Jalan Korea Selatan untuk memasuki dan
menguasai peradaban manusia melalui diplomasi kebudayaan didukung sepenuhnya
oleh berbagai elemen masyarakat Korea Selatan sebagai pembuktian diri. Jika
pada akhirnya akan melibatkan aktor non-negara dalam proses diplomasi maka bisa
disimpulkan bahwa proyek globalisasi ini cenderung bersifat multi-track diplomacy, adalah diplomasi
multipelaku, yaitu dengan banyak cara dan jalur, tidak hanya mengandalkan aktor
negara (Pemerintah) secara langsung akan tetapi dapat pula dilakukan oleh aktor
non-negara, seperti pelaku bisnis industri musik K-pop hingga keterlibatan para
selebritis ataupun masyarakat secara umum serta media dalam menjalankan soft
diplomacy melalui K-pop di berbagai negara. Memang tidak bisa dipungkiri,
hadirnya industri-industri besar di balik panggung kesuksesan Korsel menjadi
perpanjangan tangan pemerintah. Berbagai macam dukungan pemerintah mengenai
keberhasilan ini dilakukan berbagai macam baik itu investasi besar-besaran
dalam industri hiburan, promosi, maupun kebijakan pemerintah yang pro
industrialisasi kebudayaan.
Berdasarkan “Cultural Industry White Paper
2003” yang diterbitkan oleh Departemen Kebudayaan dan Pariwisata Korea Selatan,
ukuran pasar industri budaya Korea diperkirakan sekitar $ 350 miliar, yang
merupakan 6,6% dari GDP Korea. Jumlah orang yang diharapkan untuk terlibat
dalam industri budaya di Korea ini berkembang pesat dan diperkirakan akan
mencapai 200.000 orang pada tahun 2008, pada saat yang bersamaan diharapkan
nilai barang yang diekspor budaya akan mencapai satu miliar dolar AS. Menteri
Kebudayaan dan Pariwisata, Lee Chang-dong, menyatakan bahwa Korea harus
terlebih dahulu membangun infrastruktur budaya yang lebih kuat untuk
mendapatkan bagian yang lebih besar dari $ 1,4 Triliun di industri budaya
global. Federasi Industri Korea juga menekankan perlunya bagi para pengusaha
untuk terlibat dalam proyek bisnis kebudayaan tersebut.

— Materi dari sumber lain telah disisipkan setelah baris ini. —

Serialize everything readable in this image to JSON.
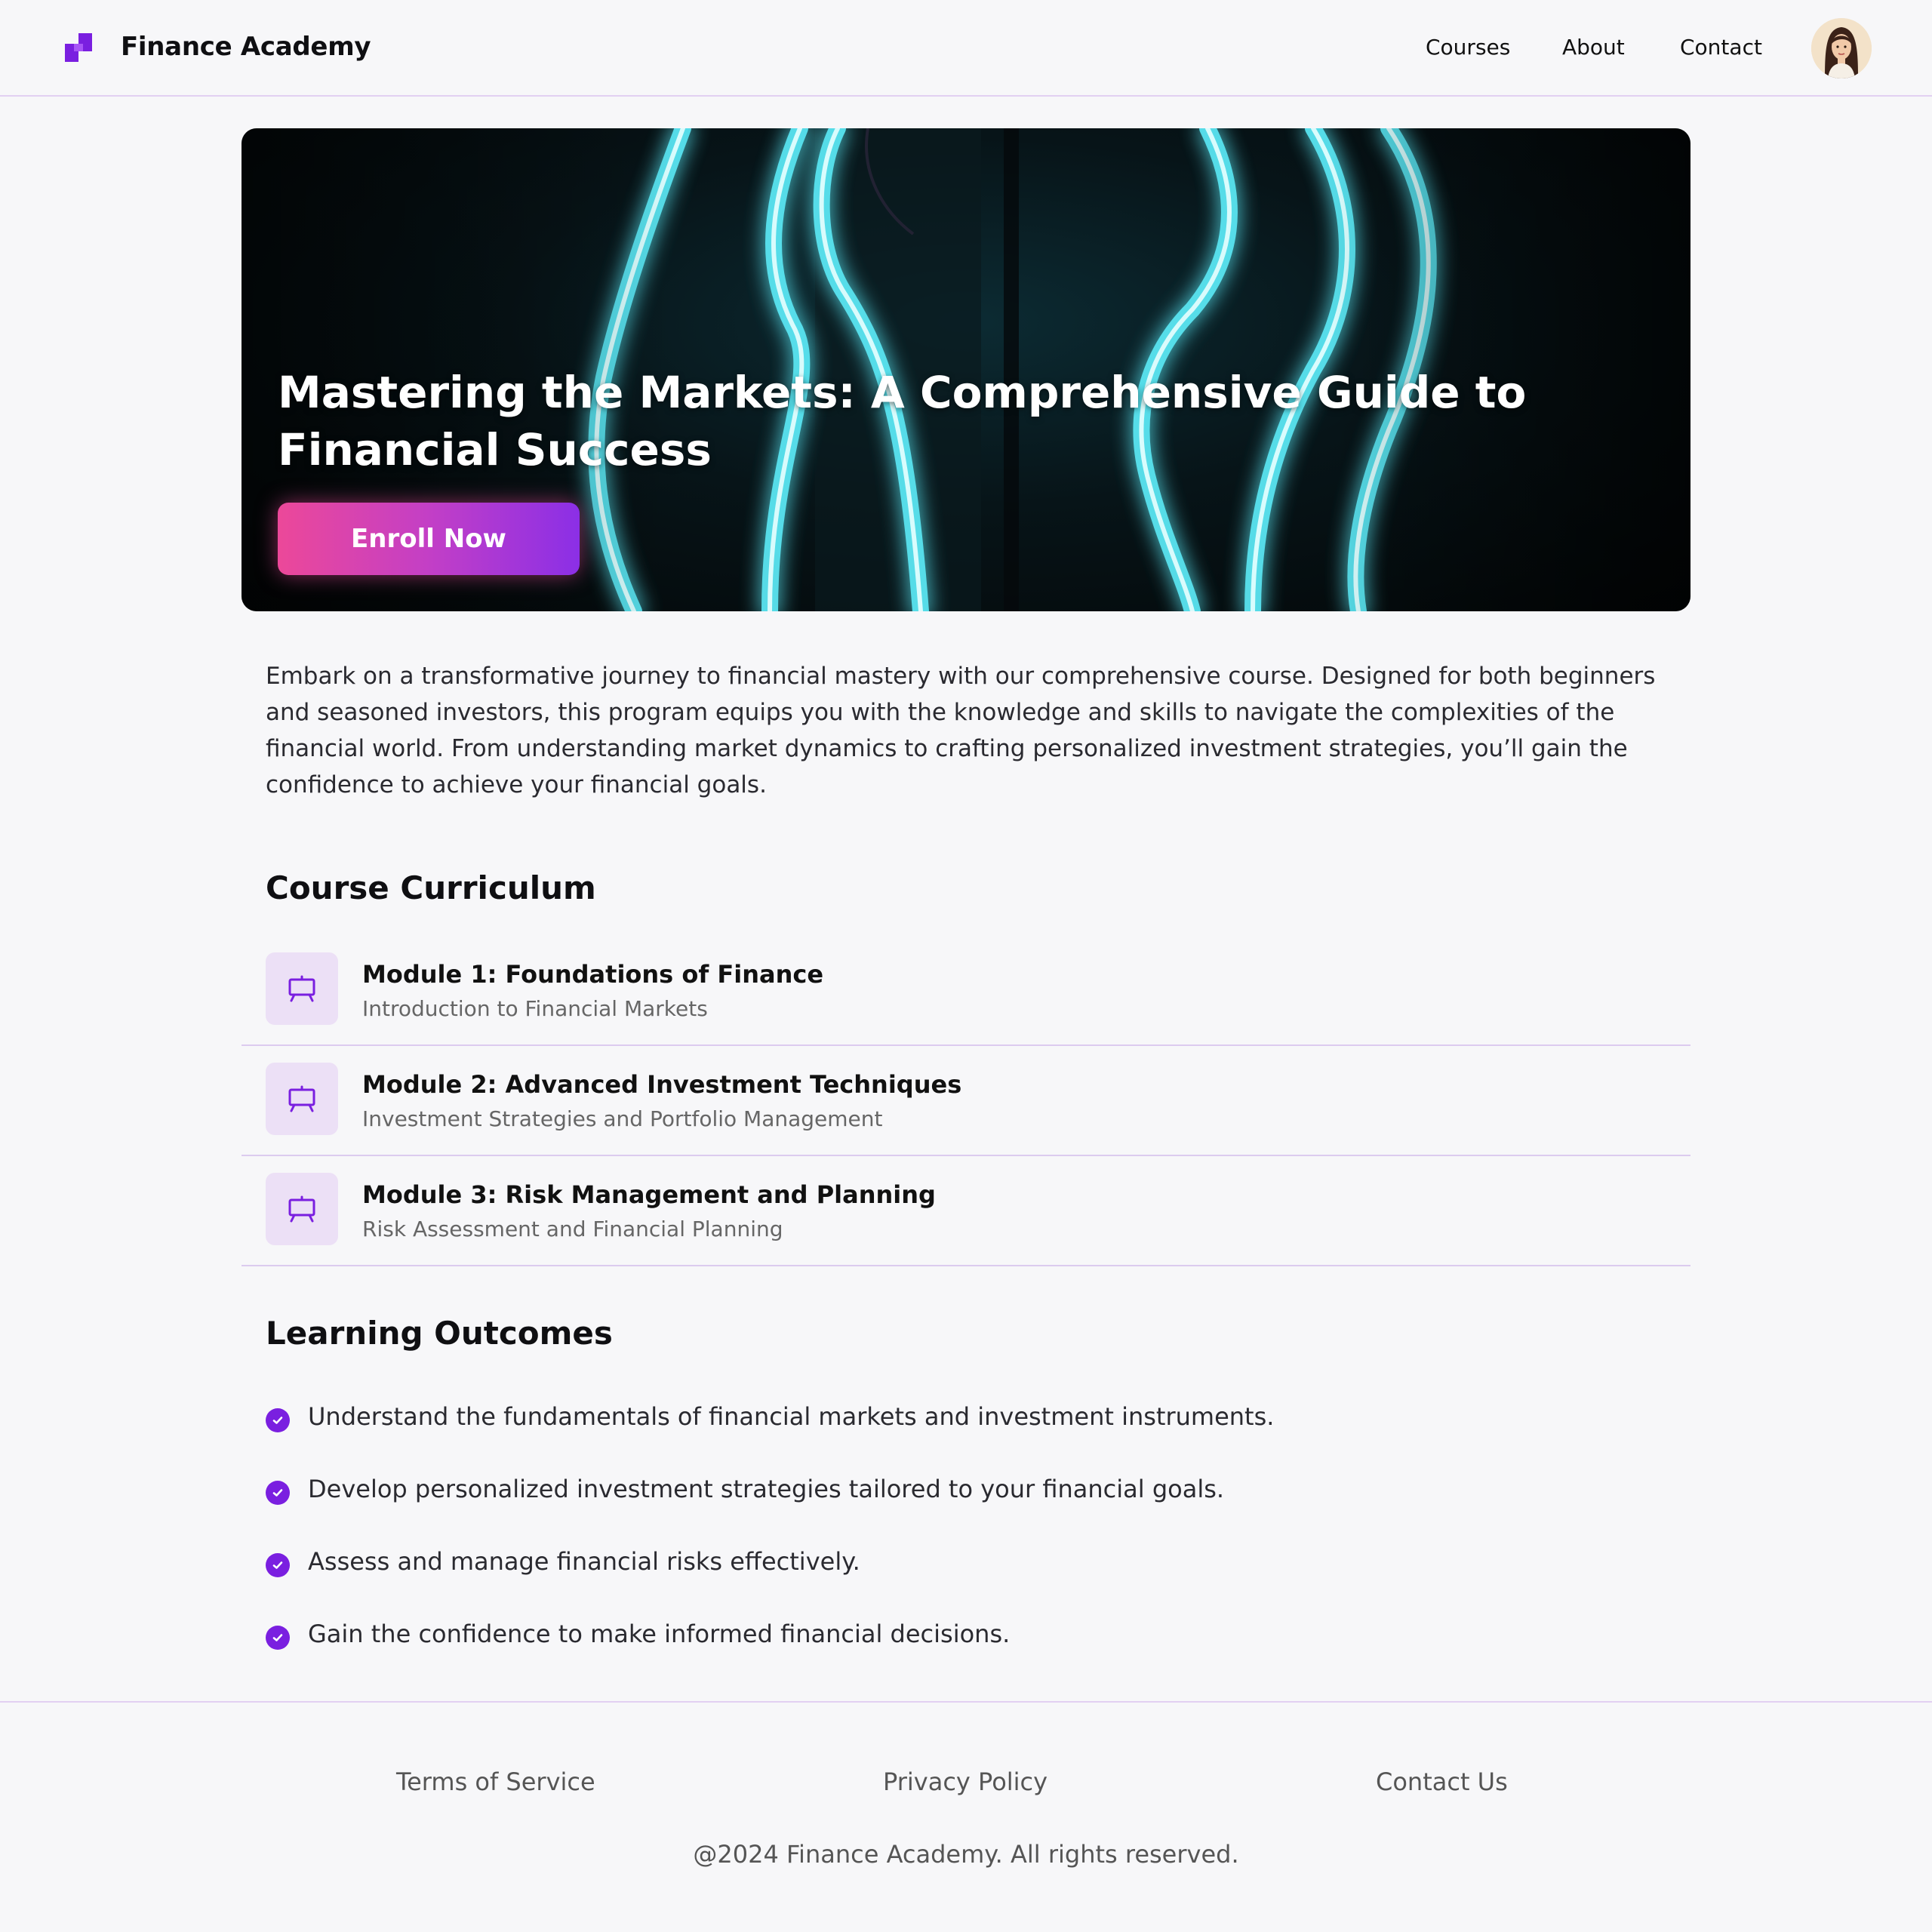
{
  "header": {
    "brand": "Finance Academy",
    "logo_icon": "logo-icon",
    "nav": [
      "Courses",
      "About",
      "Contact"
    ],
    "avatar_icon": "avatar"
  },
  "hero": {
    "title": "Mastering the Markets: A Comprehensive Guide to Financial Success",
    "cta": "Enroll Now",
    "accent_gradient": [
      "#ec4899",
      "#8b2fe6"
    ]
  },
  "description": "Embark on a transformative journey to financial mastery with our comprehensive course. Designed for both beginners and seasoned investors, this program equips you with the knowledge and skills to navigate the complexities of the financial world. From understanding market dynamics to crafting personalized investment strategies, you’ll gain the confidence to achieve your financial goals.",
  "curriculum": {
    "title": "Course Curriculum",
    "modules": [
      {
        "title": "Module 1: Foundations of Finance",
        "subtitle": "Introduction to Financial Markets",
        "icon": "presentation-icon"
      },
      {
        "title": "Module 2: Advanced Investment Techniques",
        "subtitle": "Investment Strategies and Portfolio Management",
        "icon": "presentation-icon"
      },
      {
        "title": "Module 3: Risk Management and Planning",
        "subtitle": "Risk Assessment and Financial Planning",
        "icon": "presentation-icon"
      }
    ]
  },
  "outcomes": {
    "title": "Learning Outcomes",
    "items": [
      "Understand the fundamentals of financial markets and investment instruments.",
      "Develop personalized investment strategies tailored to your financial goals.",
      "Assess and manage financial risks effectively.",
      "Gain the confidence to make informed financial decisions."
    ],
    "icon": "check-circle-icon"
  },
  "footer": {
    "links": [
      "Terms of Service",
      "Privacy Policy",
      "Contact Us"
    ],
    "copyright": "@2024 Finance Academy. All rights reserved."
  },
  "colors": {
    "accent": "#7a1fe0",
    "icon_bg": "#ece0f6",
    "divider": "#dccbef",
    "page_bg": "#f7f7f9"
  }
}
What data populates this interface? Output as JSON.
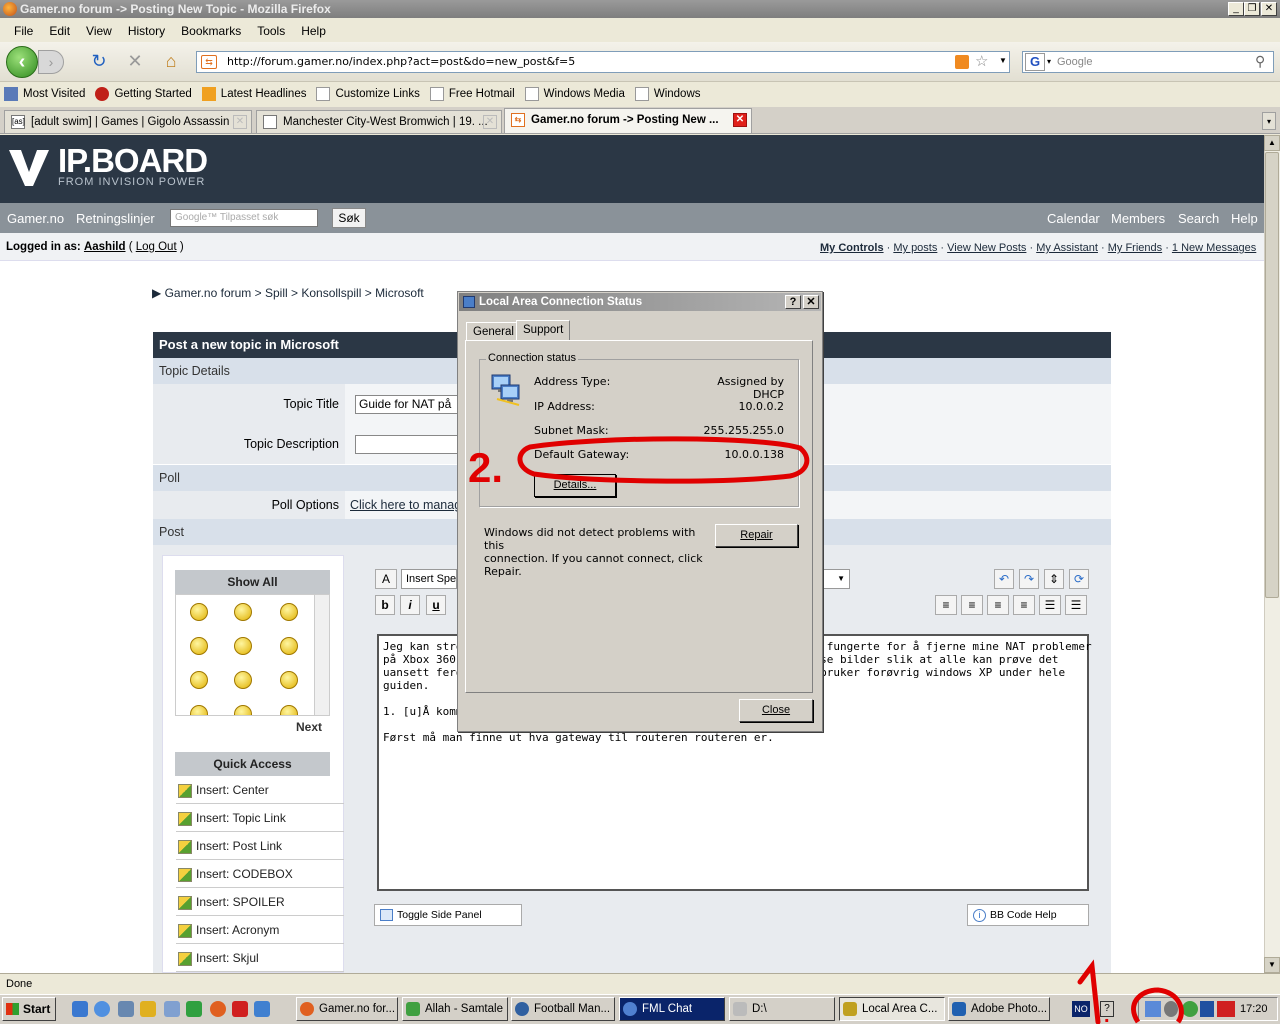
{
  "window": {
    "title": "Gamer.no forum -> Posting New Topic - Mozilla Firefox"
  },
  "menu": [
    "File",
    "Edit",
    "View",
    "History",
    "Bookmarks",
    "Tools",
    "Help"
  ],
  "address": {
    "url": "http://forum.gamer.no/index.php?act=post&do=new_post&f=5",
    "search_placeholder": "Google"
  },
  "bookmarks": [
    "Most Visited",
    "Getting Started",
    "Latest Headlines",
    "Customize Links",
    "Free Hotmail",
    "Windows Media",
    "Windows"
  ],
  "tabs": [
    {
      "label": "[adult swim] | Games | Gigolo Assassin",
      "icon": "[as]"
    },
    {
      "label": "Manchester City-West Bromwich | 19. ...",
      "icon": ""
    },
    {
      "label": "Gamer.no forum -> Posting New ...",
      "icon": ""
    }
  ],
  "ipb": {
    "logo_title": "IP.BOARD",
    "logo_sub": "FROM INVISION POWER",
    "nav_left": [
      "Gamer.no",
      "Retningslinjer"
    ],
    "search_placeholder": "Google™ Tilpasset søk",
    "search_button": "Søk",
    "nav_right": [
      "Calendar",
      "Members",
      "Search",
      "Help"
    ],
    "logged_in_label": "Logged in as:",
    "username": "Aashild",
    "logout": "Log Out",
    "user_links": [
      "My Controls",
      "My posts",
      "View New Posts",
      "My Assistant",
      "My Friends",
      "1 New Messages"
    ]
  },
  "breadcrumb": [
    "Gamer.no forum",
    "Spill",
    "Konsollspill",
    "Microsoft"
  ],
  "post": {
    "header": "Post a new topic in Microsoft",
    "topic_details": "Topic Details",
    "topic_title_label": "Topic Title",
    "topic_title_value": "Guide for NAT på",
    "topic_desc_label": "Topic Description",
    "poll": "Poll",
    "poll_options_label": "Poll Options",
    "poll_options_link": "Click here to manag",
    "post_section": "Post",
    "show_all": "Show All",
    "next": "Next",
    "quick_access": "Quick Access",
    "quick_items": [
      "Insert: Center",
      "Insert: Topic Link",
      "Insert: Post Link",
      "Insert: CODEBOX",
      "Insert: SPOILER",
      "Insert: Acronym",
      "Insert: Skjul"
    ],
    "insert_special": "Insert Spe",
    "editor_lines": [
      "Jeg kan stren                                                   et fungerte for å fjerne mine NAT problemer",
      "på Xbox 360.                                                   masse bilder slik at alle kan prøve det",
      "uansett ferdi                                                  eg bruker forøvrig windows XP under hele",
      "guiden.",
      "",
      "1. [u]Å komm",
      "",
      "Først må man finne ut hva gateway til routeren routeren er."
    ],
    "toggle_side": "Toggle Side Panel",
    "bb_help": "BB Code Help"
  },
  "dialog": {
    "title": "Local Area Connection Status",
    "help_btn": "?",
    "close_x": "✕",
    "tab_general": "General",
    "tab_support": "Support",
    "group_label": "Connection status",
    "rows": [
      {
        "k": "Address Type:",
        "v": "Assigned by DHCP"
      },
      {
        "k": "IP Address:",
        "v": "10.0.0.2"
      },
      {
        "k": "Subnet Mask:",
        "v": "255.255.255.0"
      },
      {
        "k": "Default Gateway:",
        "v": "10.0.0.138"
      }
    ],
    "details_btn": "Details...",
    "message": [
      "Windows did not detect problems with this",
      "connection. If you cannot connect, click",
      "Repair."
    ],
    "repair_btn": "Repair",
    "close_btn": "Close"
  },
  "status": "Done",
  "taskbar": {
    "start": "Start",
    "buttons": [
      "Gamer.no for...",
      "Allah - Samtale",
      "Football Man...",
      "FML Chat",
      "D:\\",
      "Local Area C...",
      "Adobe Photo..."
    ],
    "lang": "NO",
    "clock": "17:20"
  },
  "annotations": [
    "2.",
    "1."
  ],
  "colors": {
    "ipb_dark": "#2b3745",
    "ipb_nav": "#8a9299",
    "annotation_red": "#e00000",
    "fml_blue": "#0a246a"
  }
}
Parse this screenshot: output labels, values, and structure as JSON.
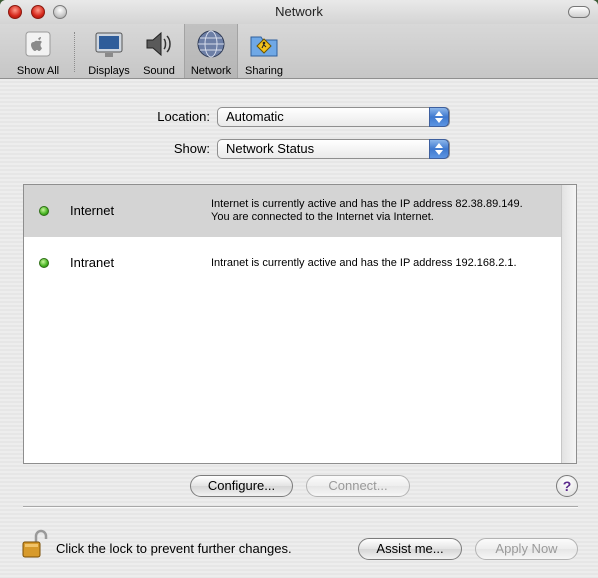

Bahkan Norimitsu Onishi, seorang koresponden
New York Times melaporkan bahwa sekitar 80 persen dari wisatawan Taiwan ke
Korea Selatan memilih televisi bertema wisata, mengunjungi tempat-tempat di
mana drama favorit mereka difilmkan (New York Times, 28 Juni 2005).
Pada tanggal 9 Mei 2012 langkah bijak dilakukan
pemerintah Korsel dalam memperbaiki sistem industri hiburan dalam negerinya dengan
keturutsertaan pemerintah melalui Kementrian budaya, Olahraga dan Pariwisata
Korea Selatan dalam kasus agensi entertainment palsu yang muncul, menipu para
pemuda/i yang bermaksud mewujudkan mimpi mereka. Kementrian akan bekerja sama
dengan Asosiasi Managemen Entertainment Korea untuk membuat sebuah databse yang
berisikan informasi dasar agensi-agensi seperti jumlah staf dan public figure
yang mereka kelola. Agensi-agensi harus memasukkan bukti yang membuktikan bahwa
mereka memiliki aset yang cocok untuk menjalankan bisnis ini bersama dengan
sebuah gedung kantor yang didaftarkan atas nama mereka.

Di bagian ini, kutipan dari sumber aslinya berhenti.